Nbigui also commented on when is a good time to allocate to the space, and his perspective also perhaps answers a question about whether capital would exit after a major trigger event. He said; “From a timing perspective in the cat bond market, if there is a big trigger event where you see the prices falling and the yields rising that is when you want to enter the market.”

In the same report, on the topic of whether pension fund money would exit the market after a major event, Philippe Trahan, Director of Insurance-Linked Securities at the Ontario Teachers’ Pension Plan, a pension fund which manages its own allocations to ILS, commented; “No one has talked about what happens if there is a massive loss, but only then will we know whether the products behave as they are expected to behave. It will be interesting to see how the markets react after a very large event but by and large, the value position will remain the same and you may just have different faces and market participants.”

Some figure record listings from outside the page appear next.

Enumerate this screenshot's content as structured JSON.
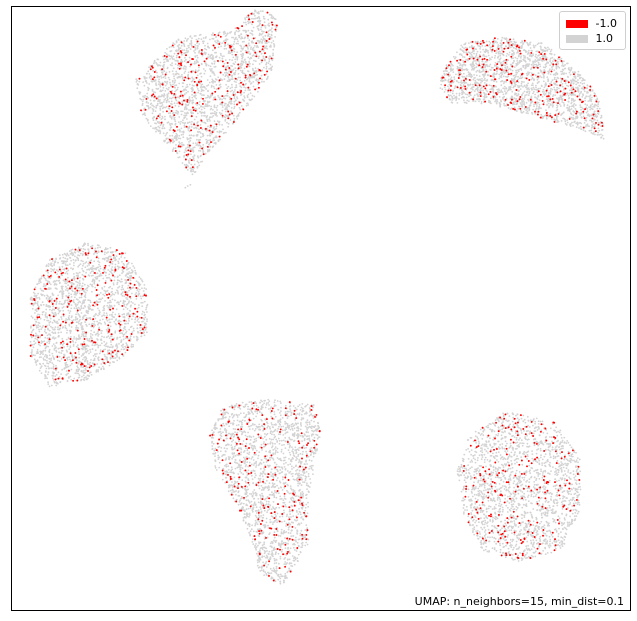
{
  "chart_data": {
    "type": "scatter",
    "title": "",
    "xlabel": "",
    "ylabel": "",
    "grid": false,
    "legend_position": "top-right",
    "annotation": "UMAP: n_neighbors=15, min_dist=0.1",
    "xlim": [
      0,
      100
    ],
    "ylim": [
      0,
      100
    ],
    "series": [
      {
        "name": "-1.0",
        "color": "#ff0000"
      },
      {
        "name": "1.0",
        "color": "#d3d3d3"
      }
    ],
    "clusters": [
      {
        "id": "upper-left-elongated",
        "center": [
          33,
          82
        ],
        "approx_points": 2100,
        "label_minus1_fraction": 0.09
      },
      {
        "id": "upper-right",
        "center": [
          81,
          86
        ],
        "approx_points": 2100,
        "label_minus1_fraction": 0.09
      },
      {
        "id": "middle-left",
        "center": [
          13,
          49
        ],
        "approx_points": 2100,
        "label_minus1_fraction": 0.09
      },
      {
        "id": "bottom-center",
        "center": [
          42,
          21
        ],
        "approx_points": 2100,
        "label_minus1_fraction": 0.09
      },
      {
        "id": "bottom-right",
        "center": [
          82,
          20
        ],
        "approx_points": 2100,
        "label_minus1_fraction": 0.09
      }
    ]
  }
}
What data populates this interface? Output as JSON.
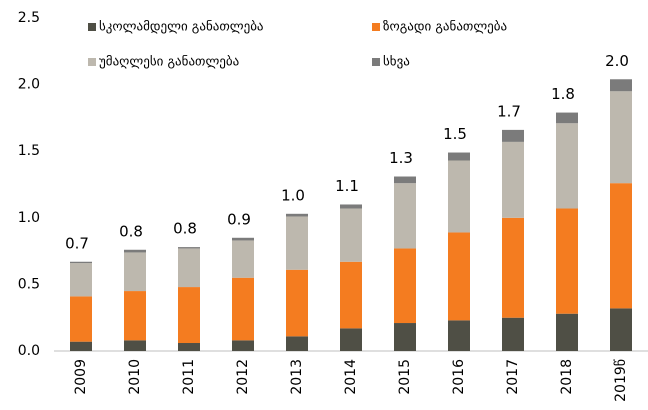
{
  "chart_data": {
    "type": "stacked_bar",
    "categories": [
      "2009",
      "2010",
      "2011",
      "2012",
      "2013",
      "2014",
      "2015",
      "2016",
      "2017",
      "2018",
      "2019წ"
    ],
    "series": [
      {
        "name": "სკოლამდელი განათლება",
        "color": "#4f4f45",
        "values": [
          0.07,
          0.08,
          0.06,
          0.08,
          0.11,
          0.17,
          0.21,
          0.23,
          0.25,
          0.28,
          0.32
        ]
      },
      {
        "name": "ზოგადი განათლება",
        "color": "#f47c20",
        "values": [
          0.34,
          0.37,
          0.42,
          0.47,
          0.5,
          0.5,
          0.56,
          0.66,
          0.75,
          0.79,
          0.94
        ]
      },
      {
        "name": "უმაღლესი განათლება",
        "color": "#bdb8ae",
        "values": [
          0.25,
          0.29,
          0.29,
          0.28,
          0.4,
          0.4,
          0.49,
          0.54,
          0.57,
          0.64,
          0.69
        ]
      },
      {
        "name": "სხვა",
        "color": "#7b7b7b",
        "values": [
          0.01,
          0.02,
          0.01,
          0.02,
          0.02,
          0.03,
          0.05,
          0.06,
          0.09,
          0.08,
          0.09
        ]
      }
    ],
    "total_labels": [
      "0.7",
      "0.8",
      "0.8",
      "0.9",
      "1.0",
      "1.1",
      "1.3",
      "1.5",
      "1.7",
      "1.8",
      "2.0"
    ],
    "ylim": [
      0,
      2.5
    ],
    "yticks": [
      {
        "value": 0,
        "label": "0.0"
      },
      {
        "value": 0.5,
        "label": "0.5"
      },
      {
        "value": 1,
        "label": "1.0"
      },
      {
        "value": 1.5,
        "label": "1.5"
      },
      {
        "value": 2,
        "label": "2.0"
      },
      {
        "value": 2.5,
        "label": "2.5"
      }
    ],
    "grid": false,
    "legend": "top-left"
  }
}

Finally from the Clear Path report, Line Vestergaard, Head of Absolute Return Strategies, at Danish pension fund administrator PKA, commented on how the increasing interest from pension funds in ILS could impact the market. She said; “Unfortunately, I feel that many pension funds think like us and will invest more into ILS, so I expect ILS to become a more crowded market which could lead to falling rates. If that happens, we will decrease our investments. We intend to be proactive, and will of course keep an eye on further developments within this area.”

In a recent article on Artemis, we referenced Raymond Barrette, Chairman and CEO of White Mountains Group, who said that the capital currently coming into the reinsurance space from pension funds was a drop in the ocean as it’s such a small percentage of their total assets. He said it could become a tsunami of capital through the property catastrophe reinsurance business.

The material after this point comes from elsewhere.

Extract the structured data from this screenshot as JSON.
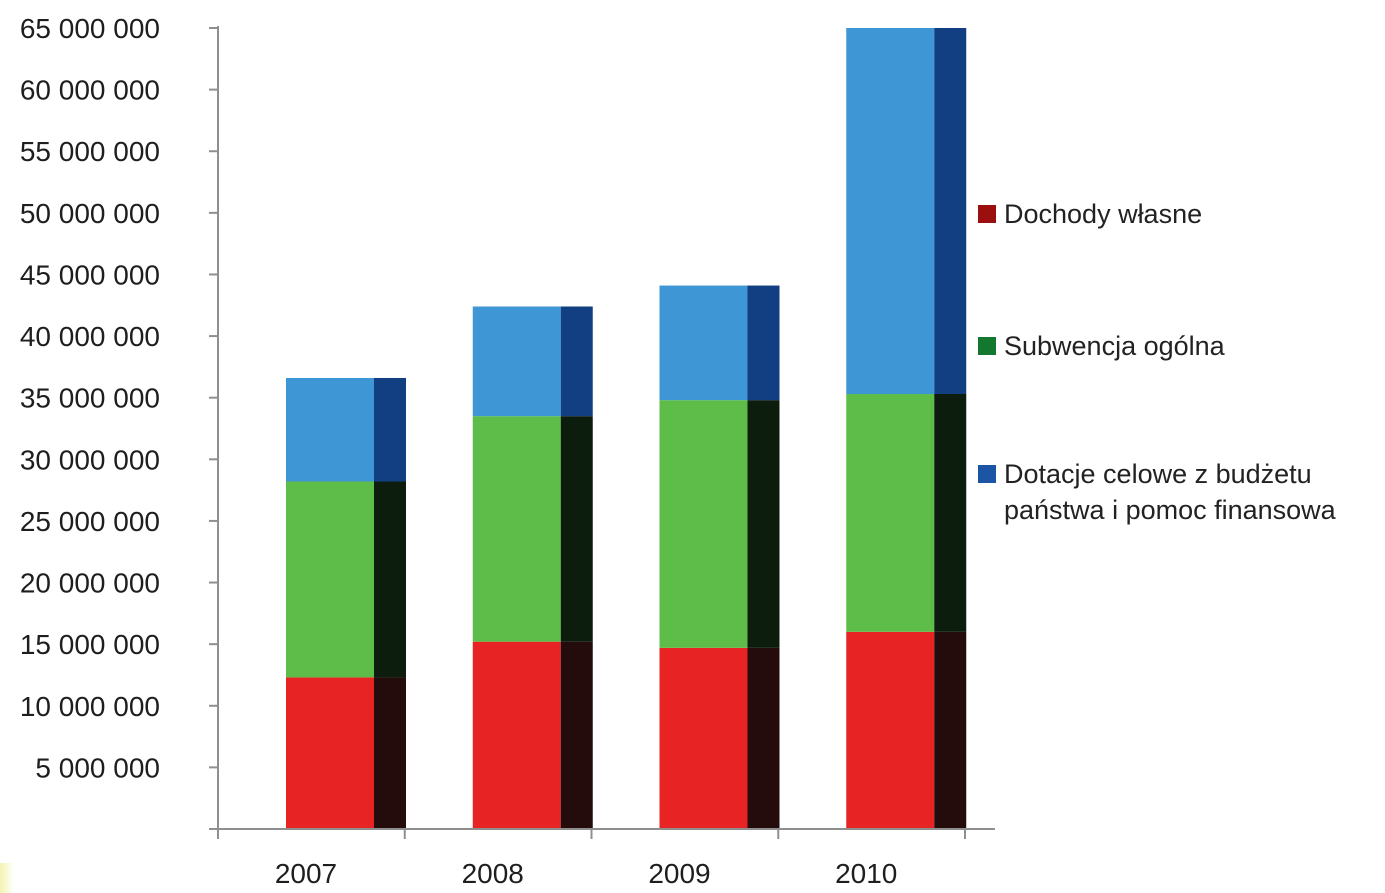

In a recent mid-year reinsurance renewals report, Willis Re estimated that by the end of this year the amount of in-force cover from collateralized and ILS markets will be approximately $42 billion, around 15% of total global reinsurance capital. The report notes that this is a drop in the ocean considering that if global pension funds decided to allocate as little as 0.5% of their capital into reinsurance we could see as much as $150 billion of new ILS capacity come into the marketplace.

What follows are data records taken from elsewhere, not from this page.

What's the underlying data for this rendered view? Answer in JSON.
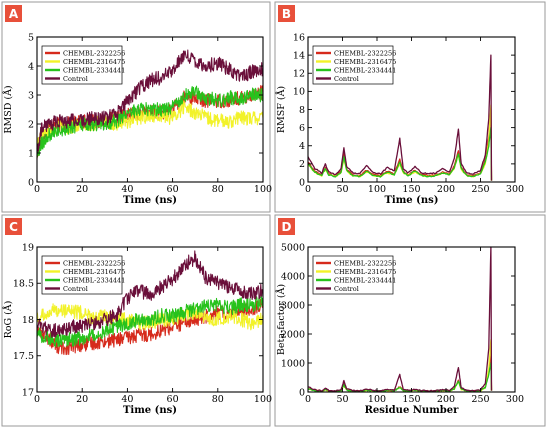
{
  "colors": {
    "CHEMBL-2322256": "#d62a1c",
    "CHEMBL-2316475": "#f2f22a",
    "CHEMBL-2334441": "#27c21c",
    "Control": "#6a0f3a"
  },
  "chart_data": [
    {
      "panel": "A",
      "type": "line",
      "xlabel": "Time (ns)",
      "ylabel": "RMSD (Å)",
      "xlim": [
        0,
        100
      ],
      "ylim": [
        0,
        5
      ],
      "xticks": [
        0,
        20,
        40,
        60,
        80,
        100
      ],
      "yticks": [
        0,
        1,
        2,
        3,
        4,
        5
      ],
      "legend": [
        "CHEMBL-2322256",
        "CHEMBL-2316475",
        "CHEMBL-2334441",
        "Control"
      ],
      "series": [
        {
          "name": "CHEMBL-2322256",
          "x": [
            0,
            2,
            5,
            10,
            15,
            20,
            25,
            30,
            35,
            40,
            45,
            50,
            55,
            60,
            65,
            70,
            75,
            80,
            85,
            90,
            95,
            100
          ],
          "y": [
            0.9,
            1.5,
            1.9,
            2.0,
            2.0,
            2.1,
            2.1,
            2.1,
            2.2,
            2.3,
            2.4,
            2.4,
            2.4,
            2.5,
            2.9,
            2.9,
            2.8,
            2.8,
            2.8,
            2.9,
            3.0,
            3.1
          ]
        },
        {
          "name": "CHEMBL-2316475",
          "x": [
            0,
            2,
            5,
            10,
            15,
            20,
            25,
            30,
            35,
            40,
            45,
            50,
            55,
            60,
            65,
            70,
            75,
            80,
            85,
            90,
            95,
            100
          ],
          "y": [
            1.2,
            1.6,
            1.8,
            1.9,
            1.9,
            2.0,
            2.0,
            2.1,
            2.0,
            2.1,
            2.2,
            2.3,
            2.3,
            2.2,
            2.6,
            2.4,
            2.2,
            2.1,
            2.1,
            2.2,
            2.2,
            2.2
          ]
        },
        {
          "name": "CHEMBL-2334441",
          "x": [
            0,
            2,
            5,
            10,
            15,
            20,
            25,
            30,
            35,
            40,
            45,
            50,
            55,
            60,
            65,
            70,
            75,
            80,
            85,
            90,
            95,
            100
          ],
          "y": [
            1.0,
            1.3,
            1.6,
            1.8,
            1.9,
            2.0,
            2.0,
            2.0,
            2.1,
            2.4,
            2.5,
            2.5,
            2.5,
            2.6,
            3.0,
            3.1,
            2.9,
            2.8,
            2.9,
            2.9,
            3.0,
            3.0
          ]
        },
        {
          "name": "Control",
          "x": [
            0,
            2,
            5,
            10,
            15,
            20,
            25,
            30,
            35,
            40,
            45,
            50,
            55,
            60,
            65,
            70,
            75,
            80,
            85,
            90,
            95,
            100
          ],
          "y": [
            1.0,
            1.8,
            2.0,
            2.1,
            2.1,
            2.1,
            2.2,
            2.2,
            2.3,
            2.8,
            3.2,
            3.5,
            3.6,
            3.8,
            4.4,
            4.2,
            4.0,
            4.1,
            3.9,
            3.6,
            3.8,
            3.9
          ]
        }
      ]
    },
    {
      "panel": "B",
      "type": "line",
      "xlabel": "Time (ns)",
      "ylabel": "RMSF (Å)",
      "xlim": [
        0,
        300
      ],
      "ylim": [
        0,
        16
      ],
      "xticks": [
        0,
        50,
        100,
        150,
        200,
        250,
        300
      ],
      "yticks": [
        0,
        2,
        4,
        6,
        8,
        10,
        12,
        14,
        16
      ],
      "legend": [
        "CHEMBL-2322256",
        "CHEMBL-2316475",
        "CHEMBL-2334441",
        "Control"
      ],
      "series": [
        {
          "name": "CHEMBL-2322256",
          "x": [
            0,
            10,
            20,
            25,
            30,
            40,
            48,
            52,
            56,
            65,
            75,
            85,
            95,
            105,
            115,
            125,
            133,
            138,
            145,
            155,
            165,
            175,
            185,
            195,
            205,
            212,
            218,
            222,
            230,
            240,
            250,
            257,
            262,
            265
          ],
          "y": [
            2.2,
            1.2,
            0.8,
            1.6,
            0.9,
            0.7,
            1.2,
            3.2,
            1.4,
            0.8,
            0.7,
            1.3,
            0.8,
            0.7,
            1.2,
            0.9,
            2.5,
            1.2,
            0.8,
            1.3,
            0.8,
            0.7,
            0.8,
            1.1,
            0.9,
            1.8,
            3.5,
            1.6,
            0.8,
            0.7,
            1.0,
            2.5,
            5.0,
            8.0
          ]
        },
        {
          "name": "CHEMBL-2316475",
          "x": [
            0,
            10,
            20,
            25,
            30,
            40,
            48,
            52,
            56,
            65,
            75,
            85,
            95,
            105,
            115,
            125,
            133,
            138,
            145,
            155,
            165,
            175,
            185,
            195,
            205,
            212,
            218,
            222,
            230,
            240,
            250,
            257,
            262,
            265
          ],
          "y": [
            2.0,
            1.0,
            0.7,
            1.4,
            0.8,
            0.6,
            1.0,
            2.6,
            1.2,
            0.7,
            0.6,
            1.1,
            0.7,
            0.6,
            1.0,
            0.8,
            2.0,
            1.0,
            0.7,
            1.1,
            0.7,
            0.6,
            0.7,
            1.0,
            0.8,
            1.5,
            3.0,
            1.4,
            0.7,
            0.6,
            0.9,
            2.0,
            4.5,
            8.5
          ]
        },
        {
          "name": "CHEMBL-2334441",
          "x": [
            0,
            10,
            20,
            25,
            30,
            40,
            48,
            52,
            56,
            65,
            75,
            85,
            95,
            105,
            115,
            125,
            133,
            138,
            145,
            155,
            165,
            175,
            185,
            195,
            205,
            212,
            218,
            222,
            230,
            240,
            250,
            257,
            262,
            265
          ],
          "y": [
            2.0,
            1.1,
            0.7,
            1.5,
            0.8,
            0.6,
            1.1,
            2.8,
            1.3,
            0.7,
            0.6,
            1.2,
            0.7,
            0.6,
            1.1,
            0.8,
            2.2,
            1.1,
            0.7,
            1.2,
            0.7,
            0.6,
            0.7,
            1.0,
            0.8,
            1.6,
            3.1,
            1.5,
            0.7,
            0.6,
            0.9,
            2.2,
            4.0,
            6.0
          ]
        },
        {
          "name": "Control",
          "x": [
            0,
            10,
            20,
            25,
            30,
            40,
            48,
            52,
            56,
            65,
            75,
            85,
            95,
            105,
            115,
            125,
            133,
            138,
            145,
            155,
            165,
            175,
            185,
            195,
            205,
            212,
            218,
            222,
            230,
            240,
            250,
            257,
            262,
            265
          ],
          "y": [
            2.8,
            1.5,
            1.0,
            2.0,
            1.1,
            0.8,
            1.5,
            3.8,
            1.7,
            1.0,
            0.9,
            1.8,
            1.0,
            0.9,
            1.6,
            1.2,
            4.8,
            1.5,
            1.0,
            1.7,
            1.0,
            0.9,
            1.0,
            1.5,
            1.1,
            2.6,
            5.8,
            2.0,
            1.0,
            0.9,
            1.3,
            3.0,
            7.0,
            14.0
          ]
        }
      ]
    },
    {
      "panel": "C",
      "type": "line",
      "xlabel": "Time (ns)",
      "ylabel": "RoG (Å)",
      "xlim": [
        0,
        100
      ],
      "ylim": [
        17,
        19
      ],
      "xticks": [
        0,
        20,
        40,
        60,
        80,
        100
      ],
      "yticks": [
        17,
        17.5,
        18,
        18.5,
        19
      ],
      "legend": [
        "CHEMBL-2322256",
        "CHEMBL-2316475",
        "CHEMBL-2334441",
        "Control"
      ],
      "series": [
        {
          "name": "CHEMBL-2322256",
          "x": [
            0,
            5,
            10,
            15,
            20,
            25,
            30,
            35,
            40,
            45,
            50,
            55,
            60,
            65,
            70,
            75,
            80,
            85,
            90,
            95,
            100
          ],
          "y": [
            17.85,
            17.75,
            17.6,
            17.62,
            17.65,
            17.68,
            17.7,
            17.72,
            17.75,
            17.78,
            17.8,
            17.85,
            17.9,
            17.95,
            18.0,
            18.05,
            18.1,
            18.1,
            18.12,
            18.15,
            18.2
          ]
        },
        {
          "name": "CHEMBL-2316475",
          "x": [
            0,
            5,
            10,
            15,
            20,
            25,
            30,
            35,
            40,
            45,
            50,
            55,
            60,
            65,
            70,
            75,
            80,
            85,
            90,
            95,
            100
          ],
          "y": [
            18.0,
            18.1,
            18.15,
            18.1,
            18.1,
            18.0,
            18.05,
            18.0,
            18.0,
            17.95,
            17.95,
            18.0,
            18.0,
            18.05,
            18.1,
            18.0,
            18.0,
            18.05,
            18.0,
            17.95,
            18.0
          ]
        },
        {
          "name": "CHEMBL-2334441",
          "x": [
            0,
            5,
            10,
            15,
            20,
            25,
            30,
            35,
            40,
            45,
            50,
            55,
            60,
            65,
            70,
            75,
            80,
            85,
            90,
            95,
            100
          ],
          "y": [
            17.8,
            17.75,
            17.7,
            17.72,
            17.75,
            17.8,
            17.85,
            17.9,
            17.95,
            18.0,
            18.0,
            18.05,
            18.05,
            18.1,
            18.15,
            18.2,
            18.2,
            18.15,
            18.2,
            18.2,
            18.25
          ]
        },
        {
          "name": "Control",
          "x": [
            0,
            5,
            10,
            15,
            20,
            25,
            30,
            35,
            40,
            45,
            50,
            55,
            60,
            65,
            70,
            75,
            80,
            85,
            90,
            95,
            100
          ],
          "y": [
            17.95,
            17.85,
            17.85,
            17.9,
            17.9,
            17.95,
            18.0,
            18.05,
            18.3,
            18.4,
            18.35,
            18.45,
            18.55,
            18.75,
            18.85,
            18.55,
            18.5,
            18.45,
            18.4,
            18.35,
            18.4
          ]
        }
      ]
    },
    {
      "panel": "D",
      "type": "line",
      "xlabel": "Residue Number",
      "ylabel": "Beta-factor (Å)",
      "xlim": [
        0,
        300
      ],
      "ylim": [
        0,
        5000
      ],
      "xticks": [
        0,
        50,
        100,
        150,
        200,
        250,
        300
      ],
      "yticks": [
        0,
        1000,
        2000,
        3000,
        4000,
        5000
      ],
      "legend": [
        "CHEMBL-2322256",
        "CHEMBL-2316475",
        "CHEMBL-2334441",
        "Control"
      ],
      "series": [
        {
          "name": "CHEMBL-2322256",
          "x": [
            0,
            10,
            20,
            25,
            30,
            40,
            48,
            52,
            56,
            65,
            75,
            85,
            95,
            105,
            115,
            125,
            133,
            138,
            145,
            155,
            165,
            175,
            185,
            195,
            205,
            212,
            218,
            222,
            230,
            240,
            250,
            257,
            262,
            265
          ],
          "y": [
            120,
            60,
            30,
            90,
            40,
            25,
            60,
            280,
            80,
            40,
            30,
            70,
            40,
            30,
            60,
            45,
            180,
            60,
            40,
            70,
            40,
            30,
            40,
            55,
            45,
            120,
            400,
            100,
            40,
            30,
            50,
            180,
            700,
            1400
          ]
        },
        {
          "name": "CHEMBL-2316475",
          "x": [
            0,
            10,
            20,
            25,
            30,
            40,
            48,
            52,
            56,
            65,
            75,
            85,
            95,
            105,
            115,
            125,
            133,
            138,
            145,
            155,
            165,
            175,
            185,
            195,
            205,
            212,
            218,
            222,
            230,
            240,
            250,
            257,
            262,
            265
          ],
          "y": [
            110,
            50,
            25,
            80,
            35,
            20,
            50,
            220,
            70,
            35,
            25,
            60,
            35,
            25,
            55,
            40,
            150,
            55,
            35,
            60,
            35,
            25,
            35,
            50,
            40,
            100,
            350,
            90,
            35,
            25,
            45,
            150,
            800,
            1800
          ]
        },
        {
          "name": "CHEMBL-2334441",
          "x": [
            0,
            10,
            20,
            25,
            30,
            40,
            48,
            52,
            56,
            65,
            75,
            85,
            95,
            105,
            115,
            125,
            133,
            138,
            145,
            155,
            165,
            175,
            185,
            195,
            205,
            212,
            218,
            222,
            230,
            240,
            250,
            257,
            262,
            265
          ],
          "y": [
            115,
            55,
            28,
            85,
            38,
            22,
            55,
            240,
            75,
            38,
            28,
            65,
            38,
            28,
            58,
            42,
            160,
            58,
            38,
            65,
            38,
            28,
            38,
            52,
            42,
            110,
            380,
            95,
            38,
            28,
            48,
            160,
            600,
            1000
          ]
        },
        {
          "name": "Control",
          "x": [
            0,
            10,
            20,
            25,
            30,
            40,
            48,
            52,
            56,
            65,
            75,
            85,
            95,
            105,
            115,
            125,
            133,
            138,
            145,
            155,
            165,
            175,
            185,
            195,
            205,
            212,
            218,
            222,
            230,
            240,
            250,
            257,
            262,
            265
          ],
          "y": [
            180,
            80,
            40,
            130,
            55,
            30,
            80,
            380,
            110,
            55,
            40,
            100,
            55,
            40,
            90,
            60,
            600,
            90,
            55,
            100,
            55,
            40,
            55,
            80,
            60,
            200,
            850,
            150,
            55,
            40,
            70,
            300,
            1500,
            5000
          ]
        }
      ]
    }
  ]
}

Further evidence of the increasing allocations being made by pension funds came last week as it emerged that Swiss investment manager LGT Insurance-Linked Strategies had added $400m from three pension fund mandates this year alone. Imagine if even a quarter of large pension funds made similar allocations of over $100m each?

Pension funds globally are becoming more and more interested in alternative asset classes right now and ILS and reinsurance is becoming sufficiently main-stream that it is mentioned to these funds in the conversations they have about investment strategy and new asset classes. This trend is going to continue, as we’re still in the early days of alternative reinsurance capacity provided by third-party capital, so we can expect the profile of ILS and reinsurance among the pension funds of the world to grow significantly over the coming years.

Of course, we’re not suggesting that we’ll see a $100 billion influx of capital into the ILS space in a hurry. Neither are we suggesting that the reinsurance market will be funded by pension assets in the next few years. What we are saying is that this really is still early days for pension funds in ILS and reinsurance, their interest in ILS and reinsurance will continue to grow and we will definitely see more pension funds allocating to the asset class and increasing inflows of capital.

Of course now we just need the opportunities to exist for these assets to be invested in and that is where the opportunity lies for both traditional reinsurance players and dedicated ILS and collateralized managers to be innovative. By adapting business models to attract and accommodate this huge pool of potential reinsurance capital and being innovative in creating new products and structures suitable to pension funds investment needs the sector (traditional and alternative) will benefit from this burgeoning interest from pension assets.